Peraturan terkait gas air mata di Indonesia tertuang dalam Peraturan Kepala Kepolisian Negara Republik Indonesia Nomor 1 Tahun 2009 tentang Penggunaan Kekuatan dalam Tindakan Kepolisian. Penggunaan gas air mata tercantum dalam tahap penggunaan kekuatan kelima yaitu kendali senjata tumpul, senjata kimia antara lain gas air mata, semprotan cabe, atau alat lain sesuai standar Polri.
Gejala yang Umum Timbul Setelah Paparan Gas Air Mata
Beberapa gejala yang dialami setelah terpapar gas air mata yaitu mata terasa terbakar, pengeluaran air mata berlebih, penglihatan kabur, kulit kemerahan, iritasi, batuk, sesak napas dan dada, dan disorientasi. Keluhan yang berkaitan dengan sistem gastrointestinal juga dapat dialami demonstran, antara lain sakit perut, muntah, muntah darah, dan diare.
Gejala ringan umumnya berlangsung selama 15-30 menit dengan catatan bahwa ketidaknyamanan tersebut akan berdurasi lebih panjang apabila terpapar dalam waktu lama. Efek gas air mata juga bergantung pada jumlah paparan pada seseorang, lokasi paparan (indoor atau outdoor), metode penggunaan, dan durasi paparan.

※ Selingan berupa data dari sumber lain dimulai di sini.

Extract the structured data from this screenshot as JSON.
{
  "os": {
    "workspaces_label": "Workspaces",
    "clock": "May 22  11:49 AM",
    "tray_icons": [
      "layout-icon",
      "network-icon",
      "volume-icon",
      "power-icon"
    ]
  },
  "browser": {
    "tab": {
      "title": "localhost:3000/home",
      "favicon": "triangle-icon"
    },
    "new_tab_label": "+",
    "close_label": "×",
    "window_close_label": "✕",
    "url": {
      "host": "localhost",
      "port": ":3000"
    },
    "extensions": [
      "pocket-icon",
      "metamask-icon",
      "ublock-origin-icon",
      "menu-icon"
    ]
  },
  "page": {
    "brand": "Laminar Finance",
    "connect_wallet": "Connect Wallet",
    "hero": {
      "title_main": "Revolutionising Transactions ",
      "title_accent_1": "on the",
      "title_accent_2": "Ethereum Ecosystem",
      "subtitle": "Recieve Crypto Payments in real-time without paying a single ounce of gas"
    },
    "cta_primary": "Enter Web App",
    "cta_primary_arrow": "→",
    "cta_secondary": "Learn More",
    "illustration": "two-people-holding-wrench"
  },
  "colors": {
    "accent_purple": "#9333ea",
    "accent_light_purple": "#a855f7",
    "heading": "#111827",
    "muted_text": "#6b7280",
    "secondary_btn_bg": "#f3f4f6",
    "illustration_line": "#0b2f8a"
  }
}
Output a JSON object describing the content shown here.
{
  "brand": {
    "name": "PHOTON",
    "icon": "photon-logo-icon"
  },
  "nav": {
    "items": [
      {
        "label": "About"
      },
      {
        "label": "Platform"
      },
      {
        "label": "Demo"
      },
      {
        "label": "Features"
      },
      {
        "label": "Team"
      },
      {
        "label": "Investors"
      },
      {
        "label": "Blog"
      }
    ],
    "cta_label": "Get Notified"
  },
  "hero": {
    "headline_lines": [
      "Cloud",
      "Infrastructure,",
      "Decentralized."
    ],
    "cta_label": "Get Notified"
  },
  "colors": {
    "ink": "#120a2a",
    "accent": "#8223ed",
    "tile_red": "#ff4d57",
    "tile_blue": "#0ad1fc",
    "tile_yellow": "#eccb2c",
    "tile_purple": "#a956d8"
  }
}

Bagaimana Gas Air Mata dalam Mengganggu Fungsi Tubuh?

Kerja gas air mata dalam mengganggu sejumlah organ di tubuh kita adalah dengan mekanisme berikut.
- Pertama, partikel kimia terhirup ke paru-paru sehingga mengaktifkan reseptor yang berlokasi di serabut saraf nociceptive.

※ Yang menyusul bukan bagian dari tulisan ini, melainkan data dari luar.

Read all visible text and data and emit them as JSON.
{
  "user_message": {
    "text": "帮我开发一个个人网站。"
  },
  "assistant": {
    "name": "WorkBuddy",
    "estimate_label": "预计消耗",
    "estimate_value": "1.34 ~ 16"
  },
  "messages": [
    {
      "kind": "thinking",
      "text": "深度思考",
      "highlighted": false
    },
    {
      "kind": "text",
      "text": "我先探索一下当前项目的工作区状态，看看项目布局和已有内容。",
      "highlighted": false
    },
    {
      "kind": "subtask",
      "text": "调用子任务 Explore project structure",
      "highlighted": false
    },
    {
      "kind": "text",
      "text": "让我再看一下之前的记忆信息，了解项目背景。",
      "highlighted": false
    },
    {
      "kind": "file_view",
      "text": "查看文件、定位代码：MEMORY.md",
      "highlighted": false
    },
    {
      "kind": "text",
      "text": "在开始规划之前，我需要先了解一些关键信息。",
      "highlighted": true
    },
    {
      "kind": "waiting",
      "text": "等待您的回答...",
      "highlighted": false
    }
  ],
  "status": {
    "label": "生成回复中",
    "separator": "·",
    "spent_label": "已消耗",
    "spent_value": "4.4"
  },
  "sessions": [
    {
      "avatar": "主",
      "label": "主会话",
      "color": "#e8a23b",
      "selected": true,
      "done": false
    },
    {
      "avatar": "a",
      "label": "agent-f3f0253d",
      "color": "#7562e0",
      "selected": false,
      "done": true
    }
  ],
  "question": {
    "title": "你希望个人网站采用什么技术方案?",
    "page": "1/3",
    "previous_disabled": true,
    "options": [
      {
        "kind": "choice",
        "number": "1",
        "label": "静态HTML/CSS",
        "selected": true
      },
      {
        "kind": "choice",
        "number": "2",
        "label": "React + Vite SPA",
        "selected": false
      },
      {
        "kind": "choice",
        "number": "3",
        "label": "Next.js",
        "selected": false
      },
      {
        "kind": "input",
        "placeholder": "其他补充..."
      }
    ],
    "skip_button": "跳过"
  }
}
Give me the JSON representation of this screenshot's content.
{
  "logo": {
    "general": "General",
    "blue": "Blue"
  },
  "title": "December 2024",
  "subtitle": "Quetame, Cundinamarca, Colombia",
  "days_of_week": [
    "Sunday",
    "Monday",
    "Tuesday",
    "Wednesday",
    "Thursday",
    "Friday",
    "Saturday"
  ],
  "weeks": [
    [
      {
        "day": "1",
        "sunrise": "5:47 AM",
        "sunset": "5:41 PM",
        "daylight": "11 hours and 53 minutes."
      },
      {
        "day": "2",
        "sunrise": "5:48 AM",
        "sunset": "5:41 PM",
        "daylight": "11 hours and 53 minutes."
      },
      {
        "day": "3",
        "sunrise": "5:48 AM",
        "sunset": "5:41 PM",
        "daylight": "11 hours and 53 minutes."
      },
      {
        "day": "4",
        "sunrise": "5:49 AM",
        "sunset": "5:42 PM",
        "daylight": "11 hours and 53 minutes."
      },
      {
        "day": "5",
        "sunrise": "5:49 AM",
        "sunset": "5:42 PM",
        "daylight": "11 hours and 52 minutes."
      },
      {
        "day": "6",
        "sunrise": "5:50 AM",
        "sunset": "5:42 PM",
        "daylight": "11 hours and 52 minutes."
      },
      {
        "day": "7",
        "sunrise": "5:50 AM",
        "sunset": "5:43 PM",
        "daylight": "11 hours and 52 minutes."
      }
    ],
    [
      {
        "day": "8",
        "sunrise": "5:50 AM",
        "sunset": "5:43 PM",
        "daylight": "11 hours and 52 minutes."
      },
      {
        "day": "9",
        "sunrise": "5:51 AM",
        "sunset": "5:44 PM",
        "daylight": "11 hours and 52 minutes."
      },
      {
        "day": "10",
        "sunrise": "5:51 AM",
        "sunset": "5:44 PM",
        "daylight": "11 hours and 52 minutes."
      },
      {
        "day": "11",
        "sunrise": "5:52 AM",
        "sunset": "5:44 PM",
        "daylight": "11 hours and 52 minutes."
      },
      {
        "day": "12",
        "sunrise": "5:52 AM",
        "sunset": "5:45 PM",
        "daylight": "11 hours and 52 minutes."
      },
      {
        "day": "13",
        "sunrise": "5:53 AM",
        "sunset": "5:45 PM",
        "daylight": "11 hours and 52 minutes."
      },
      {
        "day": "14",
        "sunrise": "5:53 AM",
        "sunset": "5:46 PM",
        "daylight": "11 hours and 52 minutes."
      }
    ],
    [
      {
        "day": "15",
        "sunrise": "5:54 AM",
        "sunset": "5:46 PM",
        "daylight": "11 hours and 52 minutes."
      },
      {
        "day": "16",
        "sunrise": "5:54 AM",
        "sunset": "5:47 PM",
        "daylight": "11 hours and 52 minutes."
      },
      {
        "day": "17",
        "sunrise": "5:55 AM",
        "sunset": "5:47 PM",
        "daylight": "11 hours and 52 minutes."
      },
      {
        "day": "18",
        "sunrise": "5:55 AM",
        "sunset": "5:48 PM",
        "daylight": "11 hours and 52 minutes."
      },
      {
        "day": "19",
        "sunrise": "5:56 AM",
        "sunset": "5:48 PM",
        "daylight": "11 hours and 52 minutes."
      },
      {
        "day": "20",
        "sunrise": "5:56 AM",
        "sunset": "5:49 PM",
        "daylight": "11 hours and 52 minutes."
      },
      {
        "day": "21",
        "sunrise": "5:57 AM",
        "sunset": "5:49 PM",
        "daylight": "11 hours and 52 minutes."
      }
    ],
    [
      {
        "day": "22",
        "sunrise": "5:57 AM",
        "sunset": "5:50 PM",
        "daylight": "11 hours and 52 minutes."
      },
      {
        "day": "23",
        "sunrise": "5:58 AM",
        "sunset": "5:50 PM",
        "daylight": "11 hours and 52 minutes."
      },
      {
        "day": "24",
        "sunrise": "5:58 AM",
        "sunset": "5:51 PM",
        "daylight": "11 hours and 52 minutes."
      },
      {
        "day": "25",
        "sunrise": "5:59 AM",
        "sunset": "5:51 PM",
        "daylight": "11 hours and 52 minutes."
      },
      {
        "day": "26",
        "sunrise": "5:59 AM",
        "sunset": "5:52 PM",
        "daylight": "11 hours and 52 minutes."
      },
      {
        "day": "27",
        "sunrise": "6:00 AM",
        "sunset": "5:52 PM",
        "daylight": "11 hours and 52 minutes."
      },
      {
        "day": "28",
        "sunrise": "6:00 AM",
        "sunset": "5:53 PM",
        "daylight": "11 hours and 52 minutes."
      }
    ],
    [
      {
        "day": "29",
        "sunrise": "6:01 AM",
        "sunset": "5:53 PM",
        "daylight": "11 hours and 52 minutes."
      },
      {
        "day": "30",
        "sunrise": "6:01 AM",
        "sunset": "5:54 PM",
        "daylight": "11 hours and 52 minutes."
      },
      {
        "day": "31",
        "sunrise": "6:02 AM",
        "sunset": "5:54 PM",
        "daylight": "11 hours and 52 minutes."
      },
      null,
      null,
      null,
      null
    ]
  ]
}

- Kedua, reseptor yang aktif memungkinkan Na+ dan Ca2+ dapat mengalir ke neuron.
- Ketiga, neuron mengirim sinyal ke otak dan diinterpretasikan sebagai rasa sakit dan mengaktifkan refleks batuk, sekresi lendir, dan vasodilatasi
- Keempat, efek lokal terjadi bersamaan yaitu masuknya Ca2+ ke neuron aktif sehingga menyebabkan pelepasan neuropeptida dan faktor inflamasi sehingga mengakibatkan batuk, produksi lendir, dan penyempitan saluran napas.
Gas Air Mata Juga Dapat Menyebabkan Dampak Serius
Dampak kronis dari paparan gas tersebut dapat memicu kerusakan paru-paru terutama pada individu dengan riwayat gangguan pernapasan. Kerusakan permanen pada mata dan sistem pernapasan juga bisa terjadi apabila individu terpapar dalam jumlah besar dan dalam waktu yang cukup lama. Dalam ruang yang terbatas atau indoor, individu yang terpapar konsentrasi gas air mata yang tinggi dapat mengalami gangguan pernapasan parah hingga kematian.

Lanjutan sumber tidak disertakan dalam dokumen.